What to do: Patch your cPanel installations immediately. If you can’t patch yet, consider disabling the LiteSpeed plugin until you can.


LA Metro Cyberattack Tied to Iranian State-Sponsored Hackers

What initially looked like another hacktivist hit on LA Metro has been traced back to Iranian state infrastructure. This is a textbook example of how nation-states use hacktivist personas as cover for their operations. The line between “script kiddie with a cause” and APT group just got blurrier.

What to do: Don’t dismiss attacks labeled as “hacktivism” - treat all incidents with the same rigor and assume state-level actors could be behind any sophisticated operation.

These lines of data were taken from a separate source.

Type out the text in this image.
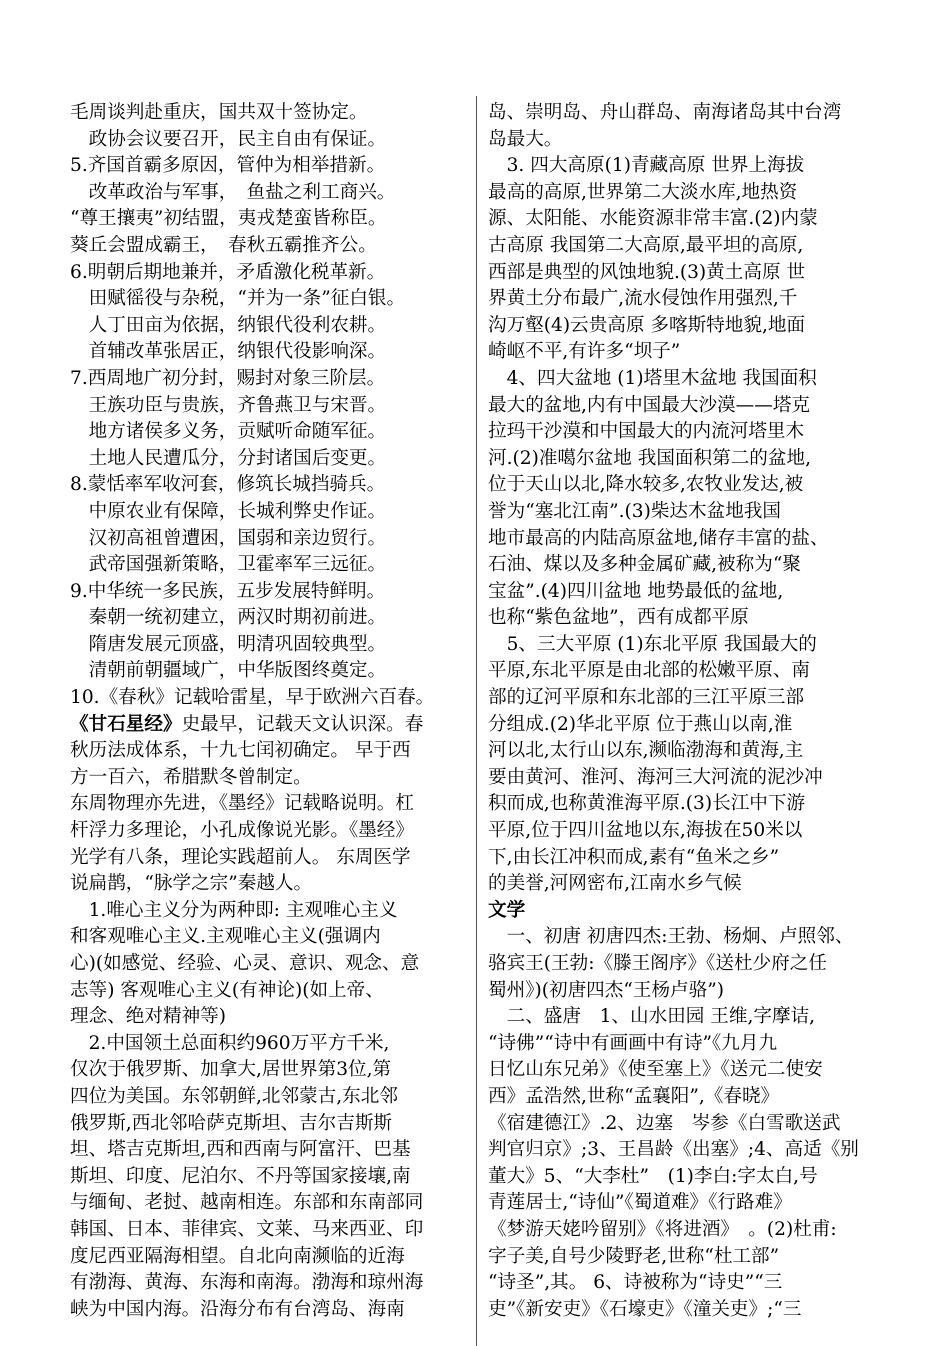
毛周谈判赴重庆，国共双十签协定。
　政协会议要召开，民主自由有保证。
5.齐国首霸多原因，管仲为相举措新。
　改革政治与军事，　鱼盐之利工商兴。
“尊王攘夷”初结盟，夷戎楚蛮皆称臣。
葵丘会盟成霸王，　春秋五霸推齐公。
6.明朝后期地兼并，矛盾激化税革新。
　田赋徭役与杂税，“并为一条”征白银。
　人丁田亩为依据，纳银代役利农耕。
　首辅改革张居正，纳银代役影响深。
7.西周地广初分封，赐封对象三阶层。
　王族功臣与贵族，齐鲁燕卫与宋晋。
　地方诸侯多义务，贡赋听命随军征。
　土地人民遭瓜分，分封诸国后变更。
8.蒙恬率军收河套，修筑长城挡骑兵。
　中原农业有保障，长城利弊史作证。
　汉初高祖曾遭困，国弱和亲边贸行。
　武帝国强新策略，卫霍率军三远征。
9.中华统一多民族，五步发展特鲜明。
　秦朝一统初建立，两汉时期初前进。
　隋唐发展元顶盛，明清巩固较典型。
　清朝前朝疆域广，中华版图终奠定。
10.《春秋》记载哈雷星，早于欧洲六百春。
《甘石星经》史最早，记载天文认识深。春
秋历法成体系，十九七闰初确定。 早于西
方一百六，希腊默冬曾制定。
东周物理亦先进，《墨经》记载略说明。杠
杆浮力多理论，小孔成像说光影。《墨经》
光学有八条，理论实践超前人。 东周医学
说扁鹊，“脉学之宗”秦越人。
　1.唯心主义分为两种即: 主观唯心主义
和客观唯心主义.主观唯心主义(强调内
心)(如感觉、经验、心灵、意识、观念、意
志等) 客观唯心主义(有神论)(如上帝、
理念、绝对精神等)
　2.中国领土总面积约960万平方千米,
仅次于俄罗斯、加拿大,居世界第3位,第
四位为美国。东邻朝鲜,北邻蒙古,东北邻
俄罗斯,西北邻哈萨克斯坦、吉尔吉斯斯
坦、塔吉克斯坦,西和西南与阿富汗、巴基
斯坦、印度、尼泊尔、不丹等国家接壤,南
与缅甸、老挝、越南相连。东部和东南部同
韩国、日本、菲律宾、文莱、马来西亚、印
度尼西亚隔海相望。自北向南濒临的近海
有渤海、黄海、东海和南海。渤海和琼州海
峡为中国内海。沿海分布有台湾岛、海南
岛、崇明岛、舟山群岛、南海诸岛其中台湾
岛最大。
　3. 四大高原(1)青藏高原 世界上海拔
最高的高原,世界第二大淡水库,地热资
源、太阳能、水能资源非常丰富.(2)内蒙
古高原 我国第二大高原,最平坦的高原,
西部是典型的风蚀地貌.(3)黄土高原 世
界黄土分布最广,流水侵蚀作用强烈,千
沟万壑(4)云贵高原 多喀斯特地貌,地面
崎岖不平,有许多“坝子”
　4、四大盆地 (1)塔里木盆地 我国面积
最大的盆地,内有中国最大沙漠——塔克
拉玛干沙漠和中国最大的内流河塔里木
河.(2)准噶尔盆地 我国面积第二的盆地,
位于天山以北,降水较多,农牧业发达,被
誉为“塞北江南”.(3)柴达木盆地我国
地市最高的内陆高原盆地,储存丰富的盐、
石油、煤以及多种金属矿藏,被称为“聚
宝盆”.(4)四川盆地 地势最低的盆地,
也称“紫色盆地”，西有成都平原
　5、三大平原 (1)东北平原 我国最大的
平原,东北平原是由北部的松嫩平原、南
部的辽河平原和东北部的三江平原三部
分组成.(2)华北平原 位于燕山以南,淮
河以北,太行山以东,濒临渤海和黄海,主
要由黄河、淮河、海河三大河流的泥沙冲
积而成,也称黄淮海平原.(3)长江中下游
平原,位于四川盆地以东,海拔在50米以
下,由长江冲积而成,素有“鱼米之乡”
的美誉,河网密布,江南水乡气候
文学
　一、初唐 初唐四杰:王勃、杨炯、卢照邻、
骆宾王(王勃:《滕王阁序》《送杜少府之任
蜀州》)(初唐四杰“王杨卢骆”)
　二、盛唐　1、山水田园 王维,字摩诘,
“诗佛”“诗中有画画中有诗”《九月九
日忆山东兄弟》《使至塞上》《送元二使安
西》孟浩然,世称“孟襄阳”,《春晓》
《宿建德江》.2、边塞　岑参《白雪歌送武
判官归京》;3、王昌龄《出塞》;4、高适《别
董大》5、“大李杜”　(1)李白:字太白,号
青莲居士,“诗仙”《蜀道难》《行路难》
《梦游天姥吟留别》《将进酒》　。(2)杜甫:
字子美,自号少陵野老,世称“杜工部”
“诗圣”,其。 6、诗被称为“诗史”“三
吏”《新安吏》《石壕吏》《潼关吏》;“三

GlassWorm Botnet Taken Down After Security Firms Kill C2 Channels

Good news for once: security researchers successfully disrupted the GlassWorm botnet by taking down all four of its command-and-control channels. The malware’s infrastructure is now dead in the water. Enjoy the brief moment of defenders actually winning one.

What to do: Run a scan to ensure your systems weren’t part of the botnet. Update your threat intel feeds with the known GlassWorm indicators.


Catch you tomorrow. In the meantime, go check your attack surface.